St. Patrick’s Day Recipes

Fun and tasty treats for March 17th

by Justine Jane Taft

Celebrate St. Patrick’s Day with these great Irish recipes.


Although somewhat stereotypical, potatoes are a great Irish food and there are so many ways to cook them. An old favourite in my family is potato pancakes, also known as “boxty”. There are lots of ways to make this recipe. Here’s a simple version.


1 cup flour

1 tsp baking powder

1/3 tsp salt

1 cup mashed potatoes (cooked)

1 cup of finely grated potato (raw)

2 eggs (well beaten)

1/3 cup milk

1 tbsp butter

Skillet/ frying pan


Sift baking powder and salt into a bowl. When well mixed, blend in the mashed potatoes. Squeeze the raw potato in a tea towel to remove excess water and starch.

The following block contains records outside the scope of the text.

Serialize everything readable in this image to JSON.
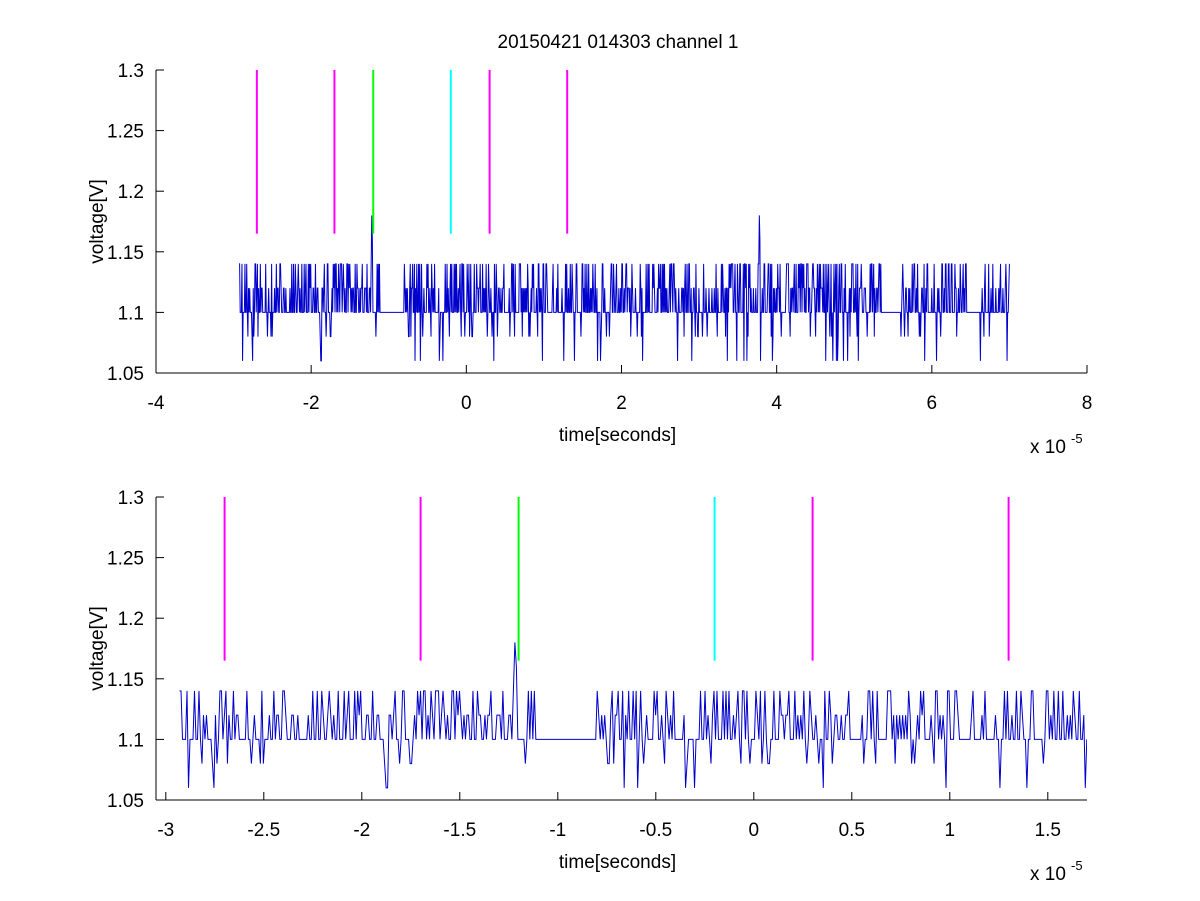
{
  "figure_title": "20150421 014303 channel 1",
  "chart_data": [
    {
      "type": "line",
      "title": "20150421 014303 channel 1",
      "xlabel": "time[seconds]",
      "ylabel": "voltage[V]",
      "x_exponent_label": "x 10",
      "x_exponent": "-5",
      "xlim": [
        -4,
        8
      ],
      "ylim": [
        1.05,
        1.3
      ],
      "xticks": [
        -4,
        -2,
        0,
        2,
        4,
        6,
        8
      ],
      "xtick_labels": [
        "-4",
        "-2",
        "0",
        "2",
        "4",
        "6",
        "8"
      ],
      "yticks": [
        1.05,
        1.1,
        1.15,
        1.2,
        1.25,
        1.3
      ],
      "ytick_labels": [
        "1.05",
        "1.1",
        "1.15",
        "1.2",
        "1.25",
        "1.3"
      ],
      "grid": false,
      "signal": {
        "color": "#0000cc",
        "x_start": -2.93,
        "x_end": 7.0,
        "baseline": 1.1,
        "levels": [
          1.06,
          1.08,
          1.1,
          1.12,
          1.14,
          1.16,
          1.18
        ],
        "spikes": [
          {
            "x": -1.22,
            "y": 1.18
          },
          {
            "x": 3.78,
            "y": 1.18
          }
        ]
      },
      "markers": [
        {
          "x": -2.7,
          "y_min": 1.165,
          "y_max": 1.3,
          "color": "#ff00ff"
        },
        {
          "x": -1.7,
          "y_min": 1.165,
          "y_max": 1.3,
          "color": "#ff00ff"
        },
        {
          "x": -1.2,
          "y_min": 1.165,
          "y_max": 1.3,
          "color": "#00ff00"
        },
        {
          "x": -0.2,
          "y_min": 1.165,
          "y_max": 1.3,
          "color": "#00ffff"
        },
        {
          "x": 0.3,
          "y_min": 1.165,
          "y_max": 1.3,
          "color": "#ff00ff"
        },
        {
          "x": 1.3,
          "y_min": 1.165,
          "y_max": 1.3,
          "color": "#ff00ff"
        }
      ]
    },
    {
      "type": "line",
      "xlabel": "time[seconds]",
      "ylabel": "voltage[V]",
      "x_exponent_label": "x 10",
      "x_exponent": "-5",
      "xlim": [
        -3.05,
        1.7
      ],
      "ylim": [
        1.05,
        1.3
      ],
      "xticks": [
        -3,
        -2.5,
        -2,
        -1.5,
        -1,
        -0.5,
        0,
        0.5,
        1,
        1.5
      ],
      "xtick_labels": [
        "-3",
        "-2.5",
        "-2",
        "-1.5",
        "-1",
        "-0.5",
        "0",
        "0.5",
        "1",
        "1.5"
      ],
      "yticks": [
        1.05,
        1.1,
        1.15,
        1.2,
        1.25,
        1.3
      ],
      "ytick_labels": [
        "1.05",
        "1.1",
        "1.15",
        "1.2",
        "1.25",
        "1.3"
      ],
      "grid": false,
      "signal": {
        "color": "#0000cc",
        "x_start": -2.93,
        "x_end": 1.7,
        "baseline": 1.1,
        "levels": [
          1.06,
          1.08,
          1.1,
          1.12,
          1.14,
          1.16,
          1.18
        ],
        "spikes": [
          {
            "x": -1.22,
            "y": 1.18
          }
        ]
      },
      "markers": [
        {
          "x": -2.7,
          "y_min": 1.165,
          "y_max": 1.3,
          "color": "#ff00ff"
        },
        {
          "x": -1.7,
          "y_min": 1.165,
          "y_max": 1.3,
          "color": "#ff00ff"
        },
        {
          "x": -1.2,
          "y_min": 1.165,
          "y_max": 1.3,
          "color": "#00ff00"
        },
        {
          "x": -0.2,
          "y_min": 1.165,
          "y_max": 1.3,
          "color": "#00ffff"
        },
        {
          "x": 0.3,
          "y_min": 1.165,
          "y_max": 1.3,
          "color": "#ff00ff"
        },
        {
          "x": 1.3,
          "y_min": 1.165,
          "y_max": 1.3,
          "color": "#ff00ff"
        }
      ]
    }
  ]
}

Add raw potato, eggs and milk to bowl.

In your skillet or flying pan melt butter (you can substitute olive oil, or a non-stick spray). Drop teaspoons of batter into the pan, press down to flatten. Cook for approximately four minutes on each side or until golden.

Irish Soda Bread

While my family may have loved boxty as a tradition, I have many other friends with Irish heritage who love their Irish soda bread. This bread rises quicker than regular bread, using baking soda and not yeast, and can be livened up by adding dried fruit.


2 cups all-purpose flour

1 cup whole wheat flour

2 tbsp flax seed or sesame seeds

2 tbsp granulated sugar

1 tsp baking soda

1 tsp salt

1 1/2 cups buttermilk

1/4 cup vegetable oil

Large bowl

Small bowl

Baking sheet


Whisk all-purpose flour, whole wheat flour, flax seeds, sugar, baking soda and salt together in bowl.

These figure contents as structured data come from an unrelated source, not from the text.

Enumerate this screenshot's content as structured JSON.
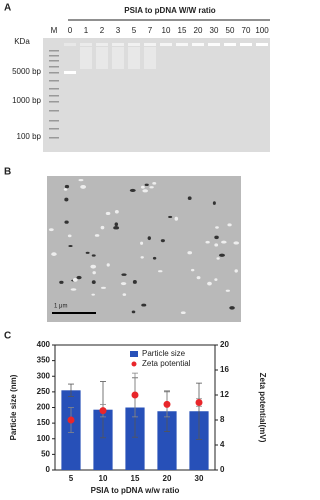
{
  "panels": {
    "a": {
      "label": "A",
      "title": "PSIA to pDNA W/W ratio",
      "unit": "KDa",
      "lanes": [
        "M",
        "0",
        "1",
        "2",
        "3",
        "5",
        "7",
        "10",
        "15",
        "20",
        "30",
        "50",
        "70",
        "100"
      ],
      "markers": [
        "5000 bp",
        "1000 bp",
        "100 bp"
      ]
    },
    "b": {
      "label": "B",
      "scale": "1 μm"
    },
    "c": {
      "label": "C"
    }
  },
  "chart_data": {
    "type": "bar",
    "categories": [
      "5",
      "10",
      "15",
      "20",
      "30"
    ],
    "xlabel": "PSIA to pDNA w/w ratio",
    "ylabel": "Particle size (nm)",
    "y2label": "Zeta potential(mV)",
    "ylim": [
      0,
      400
    ],
    "yticks": [
      0,
      50,
      100,
      150,
      200,
      250,
      300,
      350,
      400
    ],
    "y2lim": [
      0,
      20
    ],
    "y2ticks": [
      0,
      4,
      8,
      12,
      16,
      20
    ],
    "legend": "top-right",
    "series": [
      {
        "name": "Particle size",
        "color": "#2750b8",
        "values": [
          255,
          193,
          200,
          188,
          188
        ],
        "errors": [
          20,
          90,
          95,
          65,
          90
        ]
      },
      {
        "name": "Zeta potential",
        "color": "#e8262a",
        "axis": "y2",
        "values": [
          8,
          9.5,
          12,
          10.5,
          10.8
        ],
        "errors": [
          2,
          1,
          3.5,
          2,
          0.6
        ]
      }
    ]
  }
}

In the smaller bowl, whisk buttermilk and oil together. Add to dry ingredients then stir with a fork until it forms into a soft dough.

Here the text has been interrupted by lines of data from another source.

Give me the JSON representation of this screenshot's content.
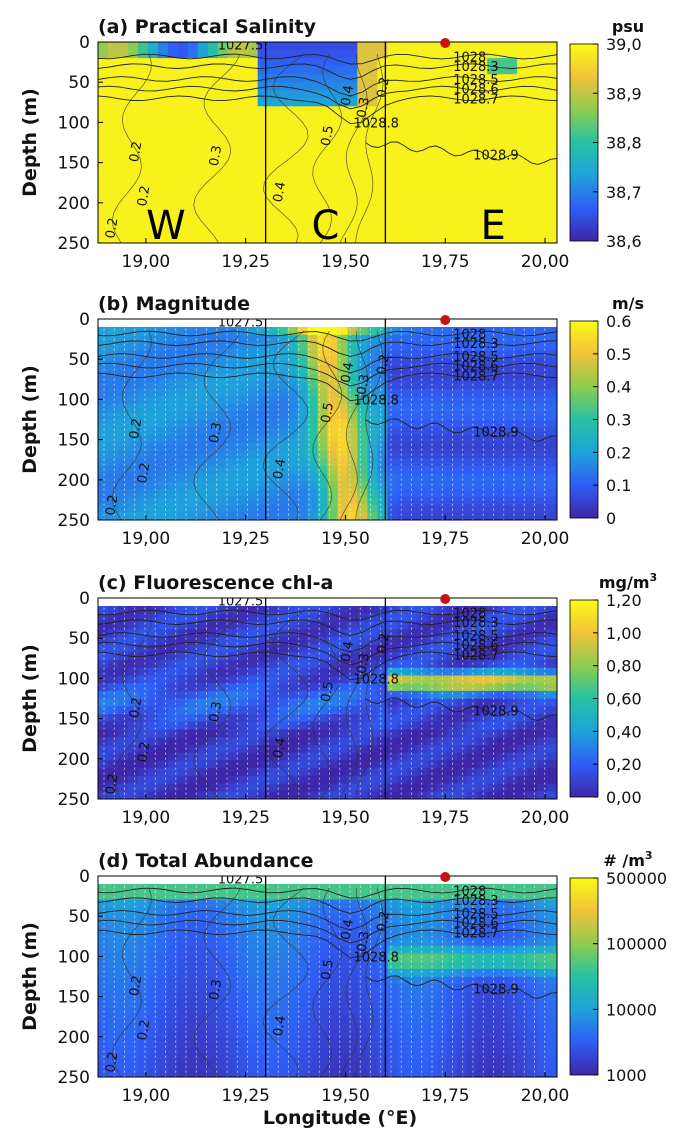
{
  "x_axis": {
    "label": "Longitude (°E)",
    "ticks": [
      "19,00",
      "19,25",
      "19,50",
      "19,75",
      "20,00"
    ],
    "tick_values": [
      19.0,
      19.25,
      19.5,
      19.75,
      20.0
    ]
  },
  "y_axis": {
    "label": "Depth (m)",
    "ticks": [
      "0",
      "50",
      "100",
      "150",
      "200",
      "250"
    ],
    "tick_values": [
      0,
      50,
      100,
      150,
      200,
      250
    ]
  },
  "colors": {
    "colormap": [
      "#3e26a8",
      "#2f5ef5",
      "#1ea3d9",
      "#26c2a3",
      "#8fcc4f",
      "#f2c23a",
      "#f9fb15"
    ],
    "contour": "#222222",
    "marker": "#cc1111"
  },
  "region_labels": [
    "W",
    "C",
    "E"
  ],
  "boundary_lon": [
    19.3,
    19.6
  ],
  "station_lon": 19.75,
  "panels": [
    {
      "title": "(a) Practical Salinity",
      "unit": "psu",
      "unit_sup": "",
      "cbar_ticks": [
        "39,0",
        "38,9",
        "38,8",
        "38,7",
        "38,6"
      ],
      "field": "salinity",
      "show_regions": true
    },
    {
      "title": "(b) Magnitude",
      "unit": "m/s",
      "unit_sup": "",
      "cbar_ticks": [
        "0.6",
        "0.5",
        "0.4",
        "0.3",
        "0.2",
        "0.1",
        "0"
      ],
      "field": "magnitude",
      "show_regions": false
    },
    {
      "title": "(c) Fluorescence chl-a",
      "unit": "mg/m",
      "unit_sup": "3",
      "cbar_ticks": [
        "1,20",
        "1,00",
        "0,80",
        "0,60",
        "0,40",
        "0,20",
        "0,00"
      ],
      "field": "chl",
      "show_regions": false
    },
    {
      "title": "(d) Total Abundance",
      "unit": "# /m",
      "unit_sup": "3",
      "cbar_ticks": [
        "500000",
        "100000",
        "10000",
        "1000"
      ],
      "field": "abundance",
      "show_regions": false
    }
  ],
  "chart_data": {
    "type": "heatmap",
    "panel_count": 4,
    "x_range": [
      18.88,
      20.03
    ],
    "y_range": [
      0,
      250
    ],
    "y_reversed": true,
    "contours": {
      "density": [
        {
          "label": "1027.5",
          "lon": 19.18,
          "depth": 3
        },
        {
          "label": "1028",
          "lon": 19.77,
          "depth": 18
        },
        {
          "label": "1028.3",
          "lon": 19.77,
          "depth": 30
        },
        {
          "label": "1028.5",
          "lon": 19.77,
          "depth": 46
        },
        {
          "label": "1028.6",
          "lon": 19.77,
          "depth": 58
        },
        {
          "label": "1028.7",
          "lon": 19.77,
          "depth": 70
        },
        {
          "label": "1028.8",
          "lon": 19.52,
          "depth": 100
        },
        {
          "label": "1028.9",
          "lon": 19.82,
          "depth": 140
        }
      ],
      "velocity": [
        {
          "label": "0.2",
          "lon": 18.98,
          "depth": 150
        },
        {
          "label": "0.2",
          "lon": 19.0,
          "depth": 205
        },
        {
          "label": "0.2",
          "lon": 18.92,
          "depth": 245
        },
        {
          "label": "0.3",
          "lon": 19.18,
          "depth": 155
        },
        {
          "label": "0.4",
          "lon": 19.34,
          "depth": 200
        },
        {
          "label": "0.5",
          "lon": 19.46,
          "depth": 130
        },
        {
          "label": "0.4",
          "lon": 19.51,
          "depth": 80
        },
        {
          "label": "0.3",
          "lon": 19.55,
          "depth": 95
        },
        {
          "label": "0.2",
          "lon": 19.6,
          "depth": 70
        }
      ]
    }
  }
}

Press dough into a ball, and knead lightly. Place on greased baking sheet and gently pat out into a six inch circle.

With a sharp knife, mark a large x on top of loaf.

Bake at 375ºF (190ºC) for about 45 minutes or until golden (tester inserted into centre should come out clean).

Corned Beef (and cabbage)

Corned beef is another Irish favourite. You can buy sliced of corned beef from the grocery store to make a simple sandwich or you can cook a full dinner with cabbage. If you’re going to make corned beef, you can buy a pre-seasoned roast or you can do it yourself. Here’s a recipe for making corned beef from scratch.


1 pound kosher salt

2 gallons water

8 pounds beef brisket

6 bay leaves

8 black peppercorns

1 chopped onion

1 medium head of cabbage, cut into quarters

1 pound sliced carrots

1 chopped turnip

1 tsp chopped cilantro

8 potatoes, cubed


In a large pot, combine salt with one gallon of water and add beef brisket (make sure brisket is completely submerged; add more water/salt as necessary). Cover and let sit for a week (seven days) in a refrigerator.

At the end of seven days, drain the liquid and add 1 gallon of fresh water, bay leaves and peppercorns.

Bring water to a boil, and then reduce to low heat and leave to simmer for two and a half to three hours.

Add onion, cabbage, turnip, cilantro and potatoes let cook for another 45 minutes or until all vegetables are tender.


One of my favourite St. Patrick’s Day memories was of a classmate who brought green shamrock-shaped cookies to a bake sale. You can make your own shamrock cookies by adding green food coloring to your favourite cookie recipe and using a shamrock-shaped cookie cutter.